PP is pretty off base about teachers at Walls. One teacher left Walls last year, was replaced by the only former Basis teacher at Walls. As for the teacher being excellent I can’t speak to that. But Walls does not have much teacher turnover.


I'm the poster above who was wondering how there were so many open slots at Walls for BASIS teachers to move into. It didn't make any sense to me. You're saying there is only one former BASIS teacher at Walls. But this forum is rife with posts about all the teachers who left BASIS for Walls last year. Is this another situation where people with an ax to grind just make things up and/or repeat what their friends told them?

What say you DCUM folks who have been posting about all the BASIS teachers who left for Walls because they hate the HoS? Can you name more than one? Or are you all full of it?

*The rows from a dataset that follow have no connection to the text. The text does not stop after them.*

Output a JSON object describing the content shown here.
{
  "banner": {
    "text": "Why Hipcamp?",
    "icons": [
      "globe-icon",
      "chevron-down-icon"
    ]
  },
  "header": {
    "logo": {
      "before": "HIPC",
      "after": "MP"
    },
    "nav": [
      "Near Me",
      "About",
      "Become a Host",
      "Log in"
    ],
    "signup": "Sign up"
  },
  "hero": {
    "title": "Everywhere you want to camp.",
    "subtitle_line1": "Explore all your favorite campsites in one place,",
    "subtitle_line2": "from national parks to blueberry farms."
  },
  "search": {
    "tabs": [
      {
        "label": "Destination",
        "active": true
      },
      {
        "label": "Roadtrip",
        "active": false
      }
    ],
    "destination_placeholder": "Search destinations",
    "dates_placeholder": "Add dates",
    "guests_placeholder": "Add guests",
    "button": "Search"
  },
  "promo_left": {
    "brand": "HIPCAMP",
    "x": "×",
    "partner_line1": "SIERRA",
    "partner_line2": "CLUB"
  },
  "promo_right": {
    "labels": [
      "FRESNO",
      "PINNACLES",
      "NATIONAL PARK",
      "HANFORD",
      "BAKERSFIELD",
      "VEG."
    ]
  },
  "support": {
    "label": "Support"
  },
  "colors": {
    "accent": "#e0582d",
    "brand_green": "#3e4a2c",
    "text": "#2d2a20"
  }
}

I know a lot of Basis HS teachers left last year. One came to Walls. That’s the only one at Walls. These are facts.


Those are facts huh? And you have personal knowledge that Basis high school parents don’t have?

Give us the actual number and name the subjects and schools then.


LOL. Don’t worry. They won’t respond because they are just making things up. They probably don’t even have a kid at BASIS.

-a BASIS high school parent


NP but you all are out there. How else can someone prove there is one former basis teacher at Walls?
Anonymous
Anonymous wrote:*They new Arizona entrants past 6th grade were admitted by "lottery" in the spring. They weren't really admitted by lottery, because there were more open spots than takers.
*They were encouraged by BASIS to do intense prep over the summer to ensure that they could handle the curriculum for the grade they were in.
*They were given placement tests the week before school started to determine if they would be permitted to start with their grade, or would be forced to repeat one, or even two grades, to enter the program.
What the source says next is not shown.